Strong answer: With 20% of the error budget remaining and 10 days left in the month, you have limited room for risk. Calculate the remaining budget in concrete terms: if your monthly budget is 43 minutes of downtime, you have 8.6 minutes left. Assess the deployment risk: what is the probability of an incident? How long would it take to detect and roll back? If the deployment has a 10% chance of causing a 30-minute incident, the expected error budget consumption is 3 minutes - within your remaining budget. If the risk is higher, delay the deployment until next month when the budget resets. Present this analysis to the product manager. The error budget framework makes the tradeoff explicit and data-driven, not a judgment call.

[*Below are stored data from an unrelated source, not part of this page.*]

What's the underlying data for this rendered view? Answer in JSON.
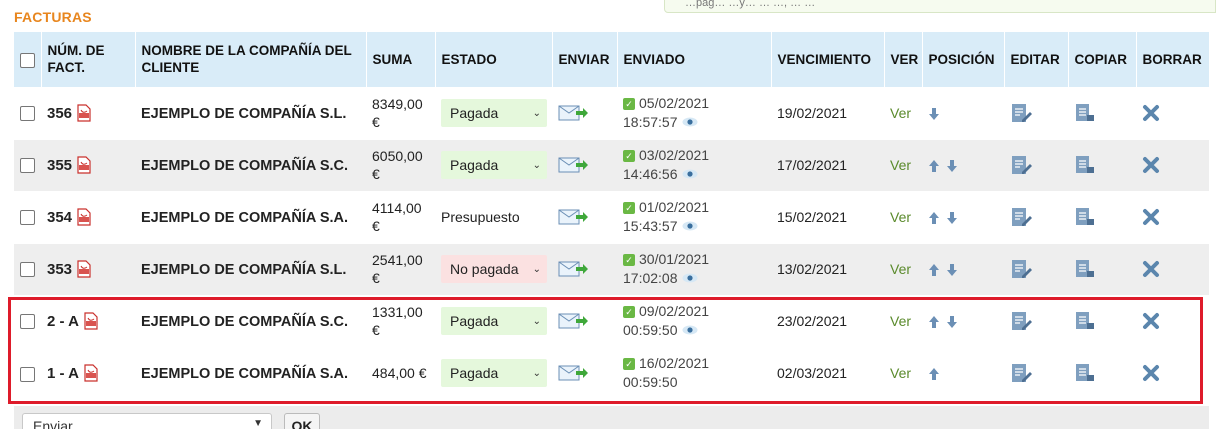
{
  "notice": {
    "text": "…pag… …y… … …, … …"
  },
  "section": {
    "title": "FACTURAS"
  },
  "table": {
    "headers": {
      "num": "NÚM. DE FACT.",
      "client": "NOMBRE DE LA COMPAÑÍA DEL CLIENTE",
      "suma": "SUMA",
      "estado": "ESTADO",
      "enviar": "ENVIAR",
      "enviado": "ENVIADO",
      "vencimiento": "VENCIMIENTO",
      "ver": "VER",
      "posicion": "POSICIÓN",
      "editar": "EDITAR",
      "copiar": "COPIAR",
      "borrar": "BORRAR"
    },
    "rows": [
      {
        "num": "356",
        "client": "EJEMPLO DE COMPAÑÍA S.L.",
        "suma": "8349,00 €",
        "estado": "Pagada",
        "estado_type": "select-paid",
        "sent_date": "05/02/2021",
        "sent_time": "18:57:57",
        "viewed": true,
        "due": "19/02/2021",
        "ver": "Ver",
        "pos_up": false,
        "pos_down": true
      },
      {
        "num": "355",
        "client": "EJEMPLO DE COMPAÑÍA S.C.",
        "suma": "6050,00 €",
        "estado": "Pagada",
        "estado_type": "select-paid",
        "sent_date": "03/02/2021",
        "sent_time": "14:46:56",
        "viewed": true,
        "due": "17/02/2021",
        "ver": "Ver",
        "pos_up": true,
        "pos_down": true
      },
      {
        "num": "354",
        "client": "EJEMPLO DE COMPAÑÍA S.A.",
        "suma": "4114,00 €",
        "estado": "Presupuesto",
        "estado_type": "text",
        "sent_date": "01/02/2021",
        "sent_time": "15:43:57",
        "viewed": true,
        "due": "15/02/2021",
        "ver": "Ver",
        "pos_up": true,
        "pos_down": true
      },
      {
        "num": "353",
        "client": "EJEMPLO DE COMPAÑÍA S.L.",
        "suma": "2541,00 €",
        "estado": "No pagada",
        "estado_type": "select-unpaid",
        "sent_date": "30/01/2021",
        "sent_time": "17:02:08",
        "viewed": true,
        "due": "13/02/2021",
        "ver": "Ver",
        "pos_up": true,
        "pos_down": true
      },
      {
        "num": "2 - A",
        "client": "EJEMPLO DE COMPAÑÍA S.C.",
        "suma": "1331,00 €",
        "estado": "Pagada",
        "estado_type": "select-paid",
        "sent_date": "09/02/2021",
        "sent_time": "00:59:50",
        "viewed": true,
        "due": "23/02/2021",
        "ver": "Ver",
        "pos_up": true,
        "pos_down": true
      },
      {
        "num": "1 - A",
        "client": "EJEMPLO DE COMPAÑÍA S.A.",
        "suma": "484,00 €",
        "estado": "Pagada",
        "estado_type": "select-paid",
        "sent_date": "16/02/2021",
        "sent_time": "00:59:50",
        "viewed": false,
        "due": "02/03/2021",
        "ver": "Ver",
        "pos_up": true,
        "pos_down": false
      }
    ]
  },
  "footer": {
    "bulk_select": "Enviar…",
    "ok_label": "OK"
  },
  "colors": {
    "accent": "#e8861e",
    "header_bg": "#d9ecf8",
    "paid_bg": "#e5f8dc",
    "unpaid_bg": "#fbe1e1",
    "highlight": "#de1b2a",
    "link": "#5a8a2b",
    "icon": "#6b8fb5"
  }
}
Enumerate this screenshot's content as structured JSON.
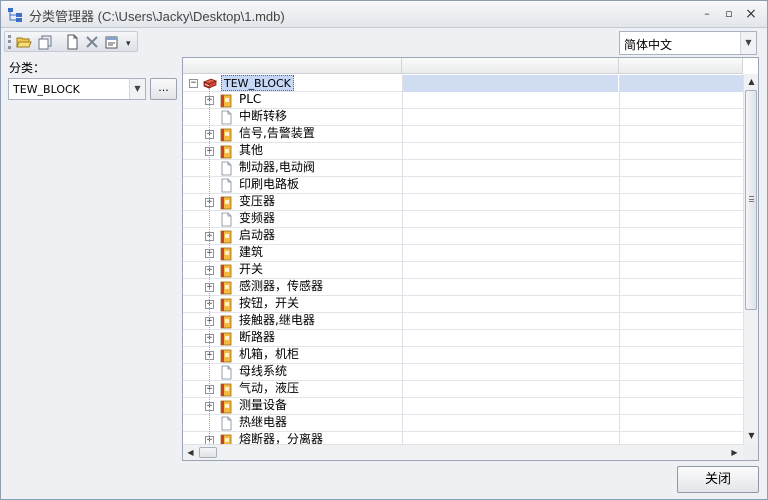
{
  "window": {
    "title": "分类管理器 (C:\\Users\\Jacky\\Desktop\\1.mdb)",
    "minimize_glyph": "–",
    "maximize_glyph": "▫",
    "close_glyph": "×"
  },
  "toolbar": {
    "buttons": [
      "open-folder-icon",
      "copy-icon",
      "new-document-icon",
      "delete-icon",
      "properties-icon"
    ],
    "more_glyph": "▾"
  },
  "language": {
    "selected": "简体中文"
  },
  "category": {
    "label": "分类：",
    "selected": "TEW_BLOCK",
    "browse_label": "..."
  },
  "tree": {
    "root": {
      "label": "TEW_BLOCK",
      "expanded": true
    },
    "items": [
      {
        "label": "PLC",
        "expandable": true
      },
      {
        "label": "中断转移",
        "expandable": false
      },
      {
        "label": "信号,告警装置",
        "expandable": true
      },
      {
        "label": "其他",
        "expandable": true
      },
      {
        "label": "制动器,电动阀",
        "expandable": false
      },
      {
        "label": "印刷电路板",
        "expandable": false
      },
      {
        "label": "变压器",
        "expandable": true
      },
      {
        "label": "变频器",
        "expandable": false
      },
      {
        "label": "启动器",
        "expandable": true
      },
      {
        "label": "建筑",
        "expandable": true
      },
      {
        "label": "开关",
        "expandable": true
      },
      {
        "label": "感测器，传感器",
        "expandable": true
      },
      {
        "label": "按钮，开关",
        "expandable": true
      },
      {
        "label": "接触器,继电器",
        "expandable": true
      },
      {
        "label": "断路器",
        "expandable": true
      },
      {
        "label": "机箱，机柜",
        "expandable": true
      },
      {
        "label": "母线系统",
        "expandable": false
      },
      {
        "label": "气动，液压",
        "expandable": true
      },
      {
        "label": "测量设备",
        "expandable": true
      },
      {
        "label": "热继电器",
        "expandable": false
      },
      {
        "label": "熔断器，分离器",
        "expandable": true
      }
    ]
  },
  "scroll": {
    "vertical_position": 0.0,
    "horizontal_position": 0.0
  },
  "footer": {
    "close_label": "关闭"
  },
  "colors": {
    "selection": "#c6d8f5",
    "folder_icon": "#e6a23c",
    "root_icon": "#c0392b"
  }
}
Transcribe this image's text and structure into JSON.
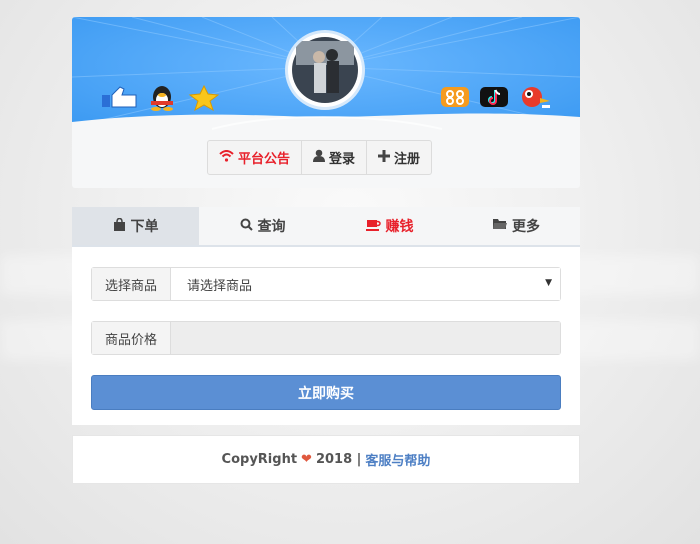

Q2: How do you define an SLO for a batch processing job?

Strong answer: Batch jobs have different SLIs than request-serving systems. Instead of availability and latency, measure: completion rate (percentage of jobs that complete successfully), freshness (how old is the output data?), and duration (does the job complete within the expected time window?). Example SLOs: 99.9% of daily batch jobs complete successfully, output data is less than 26 hours old (allowing for a 2-hour processing window), 95% of jobs complete within 4 hours. Alert when a job fails (completion rate SLO), when output data is stale (freshness SLO), or when a job is running longer than expected (duration SLO).

Q3: Explain the concept of error budget burn rate and how you use it for alerting.

Strong answer: Error budget burn rate is how fast you are consuming your error budget relative to the normal rate. A burn rate of 1 means you are consuming the budget at exactly the rate that would exhaust it at the end of the SLO window. A burn rate of 14 means you are consuming it 14x faster - you will exhaust the monthly budget in 2 days instead of 30. Alert on burn rate rather than instantaneous error rate because: a brief spike in errors might not be significant (low burn rate), but a sustained moderate error rate might exhaust the budget (high burn rate). Use multi-window alerting: alert when both a short window (1 hour) and a long window (6 hours) show a burn rate above a threshold. The short window catches fast-burning incidents. The long window catches slow burns that would not trigger a short-window alert. This reduces false positives while catching real problems.